Originally unveiled in 2005 by the French Foreign Minister Michel Barnier, May 15th marks the 18th birthday of Warsaw’s Charles de Gaulle statue.
Cast from bronze in Bielsko-Biała, it was copied on a Jean Cardot sculpture that debuted in Paris five years before. Four metres in height, and depicting the Frenchman striding briskly towards Nowy Świat, the location was by no means incidental: it was down this route that the Frenchman would walk, not least to pick-up a bag of doughnuts from the Blikle confectionary.

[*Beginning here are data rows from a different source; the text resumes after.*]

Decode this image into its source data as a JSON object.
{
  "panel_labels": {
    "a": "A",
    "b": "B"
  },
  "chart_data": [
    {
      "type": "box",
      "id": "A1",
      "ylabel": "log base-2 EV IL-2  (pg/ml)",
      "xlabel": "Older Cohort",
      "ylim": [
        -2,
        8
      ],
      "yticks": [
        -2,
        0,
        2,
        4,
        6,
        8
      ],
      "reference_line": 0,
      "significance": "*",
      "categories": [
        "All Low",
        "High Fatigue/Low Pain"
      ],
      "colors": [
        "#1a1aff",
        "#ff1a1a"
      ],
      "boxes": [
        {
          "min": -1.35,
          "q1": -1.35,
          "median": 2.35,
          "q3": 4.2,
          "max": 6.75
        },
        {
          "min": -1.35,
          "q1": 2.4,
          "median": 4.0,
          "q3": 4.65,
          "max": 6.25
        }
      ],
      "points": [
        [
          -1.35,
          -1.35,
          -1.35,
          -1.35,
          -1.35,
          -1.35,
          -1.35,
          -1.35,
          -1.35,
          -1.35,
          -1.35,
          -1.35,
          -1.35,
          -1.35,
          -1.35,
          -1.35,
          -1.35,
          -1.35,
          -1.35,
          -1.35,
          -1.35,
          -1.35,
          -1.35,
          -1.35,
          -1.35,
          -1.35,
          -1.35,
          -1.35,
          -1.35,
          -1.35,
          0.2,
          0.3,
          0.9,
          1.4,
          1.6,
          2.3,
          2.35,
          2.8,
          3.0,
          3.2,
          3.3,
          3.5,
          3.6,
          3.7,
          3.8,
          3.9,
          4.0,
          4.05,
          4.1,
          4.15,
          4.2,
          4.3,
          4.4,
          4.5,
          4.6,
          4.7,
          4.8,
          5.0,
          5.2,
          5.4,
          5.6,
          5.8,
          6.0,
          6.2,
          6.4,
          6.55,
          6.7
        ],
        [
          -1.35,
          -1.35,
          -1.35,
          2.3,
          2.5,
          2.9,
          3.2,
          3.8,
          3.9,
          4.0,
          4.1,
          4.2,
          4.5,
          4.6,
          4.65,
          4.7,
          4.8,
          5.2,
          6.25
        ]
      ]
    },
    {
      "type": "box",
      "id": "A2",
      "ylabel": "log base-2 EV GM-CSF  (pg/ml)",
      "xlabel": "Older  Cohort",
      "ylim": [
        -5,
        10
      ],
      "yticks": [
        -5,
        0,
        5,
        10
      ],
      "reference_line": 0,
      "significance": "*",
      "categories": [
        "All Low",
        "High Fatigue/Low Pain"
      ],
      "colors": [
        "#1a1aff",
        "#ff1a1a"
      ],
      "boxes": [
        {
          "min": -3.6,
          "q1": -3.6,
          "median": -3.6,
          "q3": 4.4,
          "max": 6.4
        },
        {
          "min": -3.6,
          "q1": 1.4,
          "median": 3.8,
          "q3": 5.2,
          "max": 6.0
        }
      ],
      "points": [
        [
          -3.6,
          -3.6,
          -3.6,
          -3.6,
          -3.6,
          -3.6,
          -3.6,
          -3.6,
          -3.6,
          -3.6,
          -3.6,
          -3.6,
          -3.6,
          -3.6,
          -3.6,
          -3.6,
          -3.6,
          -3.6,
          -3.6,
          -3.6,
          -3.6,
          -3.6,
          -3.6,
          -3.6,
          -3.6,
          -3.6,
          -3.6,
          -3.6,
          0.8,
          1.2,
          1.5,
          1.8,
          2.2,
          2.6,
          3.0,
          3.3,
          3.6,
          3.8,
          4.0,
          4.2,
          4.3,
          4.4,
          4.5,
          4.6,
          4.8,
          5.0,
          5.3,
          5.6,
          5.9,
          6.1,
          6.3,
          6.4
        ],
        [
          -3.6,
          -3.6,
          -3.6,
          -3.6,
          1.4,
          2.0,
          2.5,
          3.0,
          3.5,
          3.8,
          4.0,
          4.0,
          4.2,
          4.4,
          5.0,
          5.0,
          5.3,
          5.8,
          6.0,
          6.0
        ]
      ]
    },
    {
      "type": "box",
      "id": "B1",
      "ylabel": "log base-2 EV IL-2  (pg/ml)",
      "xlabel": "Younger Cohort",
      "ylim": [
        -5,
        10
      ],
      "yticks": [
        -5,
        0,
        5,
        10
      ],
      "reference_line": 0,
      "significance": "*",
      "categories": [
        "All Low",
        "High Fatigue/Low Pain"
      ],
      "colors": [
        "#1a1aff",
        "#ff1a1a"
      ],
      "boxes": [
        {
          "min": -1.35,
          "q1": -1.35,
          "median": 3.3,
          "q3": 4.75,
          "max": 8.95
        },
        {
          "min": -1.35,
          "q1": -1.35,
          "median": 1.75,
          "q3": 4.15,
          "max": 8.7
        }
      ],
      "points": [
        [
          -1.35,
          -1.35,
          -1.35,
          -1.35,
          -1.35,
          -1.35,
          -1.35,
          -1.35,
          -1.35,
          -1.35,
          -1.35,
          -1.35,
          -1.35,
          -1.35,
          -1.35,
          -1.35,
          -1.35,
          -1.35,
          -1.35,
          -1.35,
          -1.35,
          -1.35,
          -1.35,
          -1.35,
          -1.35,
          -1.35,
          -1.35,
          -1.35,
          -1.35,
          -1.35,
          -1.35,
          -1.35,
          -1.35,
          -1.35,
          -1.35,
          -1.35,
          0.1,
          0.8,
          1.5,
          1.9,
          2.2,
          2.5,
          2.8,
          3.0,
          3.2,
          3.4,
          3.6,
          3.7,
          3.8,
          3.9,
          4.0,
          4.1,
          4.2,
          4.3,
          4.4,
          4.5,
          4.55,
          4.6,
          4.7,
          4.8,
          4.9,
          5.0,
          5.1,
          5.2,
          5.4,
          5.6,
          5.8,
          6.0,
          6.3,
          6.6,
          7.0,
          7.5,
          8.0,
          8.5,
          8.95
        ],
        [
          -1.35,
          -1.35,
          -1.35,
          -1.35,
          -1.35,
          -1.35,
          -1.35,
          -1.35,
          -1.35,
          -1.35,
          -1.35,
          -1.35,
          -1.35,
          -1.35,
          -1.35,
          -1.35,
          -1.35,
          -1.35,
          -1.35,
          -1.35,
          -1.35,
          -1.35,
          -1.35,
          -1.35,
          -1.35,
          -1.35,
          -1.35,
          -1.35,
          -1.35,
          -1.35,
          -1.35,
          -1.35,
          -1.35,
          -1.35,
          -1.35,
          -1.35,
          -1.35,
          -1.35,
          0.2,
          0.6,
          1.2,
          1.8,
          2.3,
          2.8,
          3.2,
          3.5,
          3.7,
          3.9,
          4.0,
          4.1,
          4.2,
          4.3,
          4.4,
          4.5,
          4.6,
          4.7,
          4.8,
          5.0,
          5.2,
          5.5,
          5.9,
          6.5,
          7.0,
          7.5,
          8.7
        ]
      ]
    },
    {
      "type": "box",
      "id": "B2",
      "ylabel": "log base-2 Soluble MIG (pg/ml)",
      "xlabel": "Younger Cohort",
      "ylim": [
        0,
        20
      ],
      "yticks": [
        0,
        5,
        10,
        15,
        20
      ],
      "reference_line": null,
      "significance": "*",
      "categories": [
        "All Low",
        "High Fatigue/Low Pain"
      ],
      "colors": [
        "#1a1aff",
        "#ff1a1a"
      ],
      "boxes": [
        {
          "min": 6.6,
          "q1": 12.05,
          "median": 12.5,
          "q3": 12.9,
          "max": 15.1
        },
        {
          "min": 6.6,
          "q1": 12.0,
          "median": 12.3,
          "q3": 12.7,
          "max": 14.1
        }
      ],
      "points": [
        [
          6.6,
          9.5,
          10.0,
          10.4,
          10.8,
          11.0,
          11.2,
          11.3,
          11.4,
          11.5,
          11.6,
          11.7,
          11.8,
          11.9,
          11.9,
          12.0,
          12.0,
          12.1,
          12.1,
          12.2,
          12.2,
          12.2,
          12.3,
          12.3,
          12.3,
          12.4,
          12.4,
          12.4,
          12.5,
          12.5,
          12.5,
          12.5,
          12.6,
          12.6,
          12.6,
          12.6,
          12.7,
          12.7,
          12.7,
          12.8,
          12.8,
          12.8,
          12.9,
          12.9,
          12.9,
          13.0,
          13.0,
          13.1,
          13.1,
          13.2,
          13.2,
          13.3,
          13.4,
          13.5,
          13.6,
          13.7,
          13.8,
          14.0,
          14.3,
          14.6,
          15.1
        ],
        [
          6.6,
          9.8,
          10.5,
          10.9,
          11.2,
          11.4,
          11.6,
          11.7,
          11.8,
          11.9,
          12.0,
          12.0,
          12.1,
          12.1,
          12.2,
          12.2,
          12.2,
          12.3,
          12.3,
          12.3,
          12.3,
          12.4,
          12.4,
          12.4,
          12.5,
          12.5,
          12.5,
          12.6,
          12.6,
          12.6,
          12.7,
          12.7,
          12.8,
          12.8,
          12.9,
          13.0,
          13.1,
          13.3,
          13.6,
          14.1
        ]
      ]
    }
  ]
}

First stationed in Warsaw between April 1919 and May 1920, de Gaulle returned for a second stint shortly thereafter that lasted from June 1920 to January 1921. Tasked with training officers for the Polish Army, de Gaulle found himself based largely at a cadet school in Rembertów.
Later, as the Red Army poured towards Warsaw during the Polish-Soviet War, de Gaulle joined the Southern Front to serve as an advisor to General Rydz-Śmigły.
A staunch friend of Poland, de Gaulle condemned the 1944 Yalta Conference which essentially handed the country over to the mercy of Stalin. When he revisited in 1967, he reiterated his support for a free Poland.
Costing PLN 1.2 million, and funded by French investors active on the Polish market, the de Gaulle monument is a fitting tribute to one of the country’s most faithful allies.